Wild animals sneaking into zoos, zoo animals coming back to their exhibits

Jurek7

Well-Known Member
15+ year member
This thread is about wild and zoo animals which voluntarily enter, stay or return to their exhibits. To show by examples, that animals do not understand nor desire 'freedom', but are strong materialists, going whenever there is food and safety.

A striking example is from Stuttgart zoo, because it concerns a buzzard. A bird which soars much further than any zoo aviary allows, which made a considerable effort to squeeze through bars of a zoo aviary, and tolerates people rather too close than their species usually does:

For around half a year a wild common buzzard (Buteo buteo) has been living in the vulture aviary,. Multiple attempts were made to capture and release the bird, but it always came back...

Source:
Instagram of Zoo Wilhelma (16/12/2022)
 
In the recent Taronga zoo lion escape while one lion (the adult female) remained behind the majority returned on their own with one cub being tranquillised and the adult male being tempted back by the keepers. Given most of the escapees were cubs they would do things more as a group of course. Lions being fairly lazy the path of least resistance towards food was probably a driver.

Roar footage: Taronga zoo releases video of lions escaping from their Sydney enclosure | Sydney | The Guardian

I don’t think it’s that useful to the debate on zoos to suggest animals don’t desire ‘freedom’ however, as it’s just buying into the anti zoo narrative that animals have the concept of ‘freedom’ in the first place. Freedom is a human concept. Well treated and well fed animals is a basic goal for all zoos - secure enclosures are mandatory for the animals safety as well as for the people visiting them. The reason there is so much reporting when an animal escapes is not really due to the danger but because people anthropomorphise the concept / idea of being enclosed.

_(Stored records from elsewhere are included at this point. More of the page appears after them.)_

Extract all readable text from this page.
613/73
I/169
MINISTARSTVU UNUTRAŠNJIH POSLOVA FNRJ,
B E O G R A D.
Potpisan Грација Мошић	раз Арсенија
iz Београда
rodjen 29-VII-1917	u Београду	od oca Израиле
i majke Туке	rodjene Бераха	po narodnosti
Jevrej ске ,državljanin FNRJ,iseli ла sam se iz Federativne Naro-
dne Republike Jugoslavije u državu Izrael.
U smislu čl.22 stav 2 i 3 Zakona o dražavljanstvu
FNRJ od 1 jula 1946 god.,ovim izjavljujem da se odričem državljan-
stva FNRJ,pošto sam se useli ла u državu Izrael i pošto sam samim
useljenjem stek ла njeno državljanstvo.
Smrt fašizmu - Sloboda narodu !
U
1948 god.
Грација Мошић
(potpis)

And as a pro zoo person I also have a personal view of what is ‘sufficient’ for an animal in terms of being enclosed of course. I think it is downright cruel to keep a lab macaque confined for life in a 2 foot wire cage, for example, but I’d happily visit a great macaque exhibit that has large indoor and outdoor areas for the animals to enjoy. Both are however ‘confined’, if you take that view and neither have a ‘choice’.
 
A wild Polecat got into the Polecat exhibit at British Wildlife Centre recently and had to be removed and released.